The clinical presentation of this case differs, due to the absence of cryptococomas, which are solid lesions, mainly located in basal ganglia or cerebral white matter, corresponding to abscesses or granulomas, which can be detected by NMR; 12, neoplasms of the central nervous system 13, brain abscesses 14 and even tuberculomas 15 with diagnostic histopathological examination after surgical management.
Meningeal cryptococcosis is manifested clinically by headache, nausea, vomiting, fever and only one-third of those affected show signs of spinal root irritation, this is more frequent in immunocompetent patients. Neurological examination may include: alteration of the mental sphere, decreased strength in extremities, convulsions, involvement of cranial nerves (II, VI, VII, VIII). In the fundus of the eye you may see optic atrophy and often papilledema. The most frequent sequels are visual alterations such as blindness, which is the most common, besides deafness, paresis of extremities and language disorder. Meningeal signs such as occurred in our case are not very eloquent, this causes the diagnosis to be avoided and a clinical synergy is necessary with the contribution of neuroimaging, laboratory findings and epidemiological considerations. In this sense, authors such as Brizendine et al. 16, Yi-Chien et al. 17, Lizarazo et al. 18 have compared the clinical presentation, CSF and radiological findings among immunocompetent and immunocompetent patients, agreeing that HIV positive patients tend to present more frequently CSF parameters such as glycemia, Proteinuria, and pleocytosis within normal ranges compared to HIV-negative patients. The clinical and radiological parameters are not consistent.
New molecular biology techniques such as the enzyme immunoenzyme (EIA) and Polymerase Chain Reaction (PCR) with sensitivity and specificity of 100% for both tests, which allow to classify 8 new serotypes of Cryptococcus Spp, and also the subsequent typing of the therapeutic responses of each of these, which may contribute to improve the prognosis of this infection 19,20.

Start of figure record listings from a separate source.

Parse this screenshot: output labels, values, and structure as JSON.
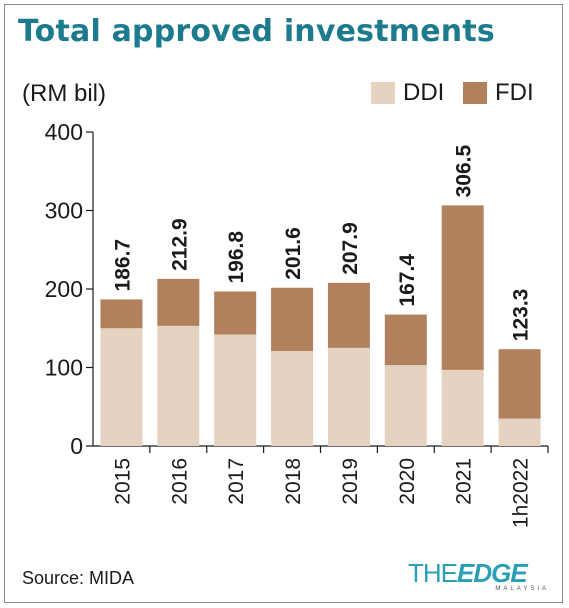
{
  "title": "Total approved investments",
  "unit_label": "(RM bil)",
  "legend": [
    {
      "label": "DDI",
      "color": "#e6d2c0"
    },
    {
      "label": "FDI",
      "color": "#b1805c"
    }
  ],
  "source": "Source: MIDA",
  "logo": {
    "the": "THE",
    "edge": "EDGE",
    "sub": "MALAYSIA"
  },
  "chart_data": {
    "type": "bar",
    "stacked": true,
    "categories": [
      "2015",
      "2016",
      "2017",
      "2018",
      "2019",
      "2020",
      "2021",
      "1h2022"
    ],
    "series": [
      {
        "name": "DDI",
        "color": "#e6d2c0",
        "values": [
          150.0,
          153.0,
          142.0,
          121.0,
          125.0,
          103.0,
          97.0,
          35.0
        ]
      },
      {
        "name": "FDI",
        "color": "#b1805c",
        "values": [
          36.7,
          59.9,
          54.8,
          80.6,
          82.9,
          64.4,
          209.5,
          88.3
        ]
      }
    ],
    "totals": [
      "186.7",
      "212.9",
      "196.8",
      "201.6",
      "207.9",
      "167.4",
      "306.5",
      "123.3"
    ],
    "y_ticks": [
      "0",
      "100",
      "200",
      "300",
      "400"
    ],
    "ylim": [
      0,
      400
    ],
    "grid": false,
    "legend_position": "top-right"
  }
}
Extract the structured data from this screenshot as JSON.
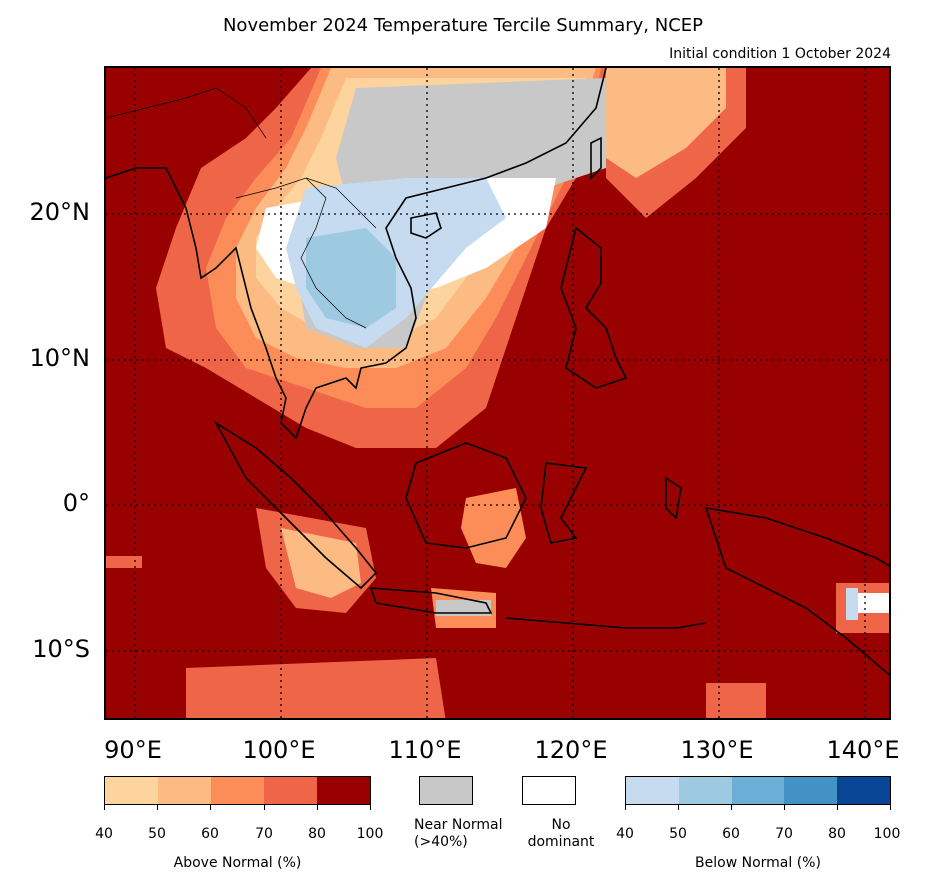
{
  "title": "November 2024 Temperature Tercile Summary, NCEP",
  "subtitle": "Initial condition 1 October 2024",
  "map": {
    "lat_labels": [
      "20°N",
      "10°N",
      "0°",
      "10°S"
    ],
    "lon_labels": [
      "90°E",
      "100°E",
      "110°E",
      "120°E",
      "130°E",
      "140°E"
    ],
    "background_color": "#990000"
  },
  "legend": {
    "above_normal": {
      "caption": "Above Normal (%)",
      "ticks": [
        "40",
        "50",
        "60",
        "70",
        "80",
        "100"
      ],
      "colors": [
        "#fdd49e",
        "#fdbb84",
        "#fc8d59",
        "#ef6548",
        "#990000"
      ]
    },
    "near_normal": {
      "caption_line1": "Near Normal",
      "caption_line2": "(>40%)",
      "color": "#c8c8c8"
    },
    "no_dominant": {
      "caption_line1": "No",
      "caption_line2": "dominant",
      "color": "#ffffff"
    },
    "below_normal": {
      "caption": "Below Normal (%)",
      "ticks": [
        "40",
        "50",
        "60",
        "70",
        "80",
        "100"
      ],
      "colors": [
        "#c6dbef",
        "#9ecae1",
        "#6baed6",
        "#4292c6",
        "#084594"
      ]
    }
  }
}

Infection by Cryptococcus spp of the CNS has higher mortality than other presentations of this disease and being even higher by C. gatti. The factors most associated with poor prognosis are: altered mental status, CSF opening pressure greater than 25 cm of water, cryptococcal antigen in CSF greater than 1: 512, culture positive for cryptococcus in organs other than the CNS, and absence of meningeal enhancement 6. The patient in this case presented three: altered mental state, persistently high opening pressure and absence of meningeal enhancement.
In this case, an immunocompetent patient presents with signs of cerebellar compromise. The lack of specificity of the clinical manifestations and the low detection rate of Cryptococcus in the CSF pose difficulties for its diagnosis, so it is necessary to perform multiple CSF studies for its identification, in addition to a radiological study, especially by magnetic resonance imaging, to make a definitive diagnosis.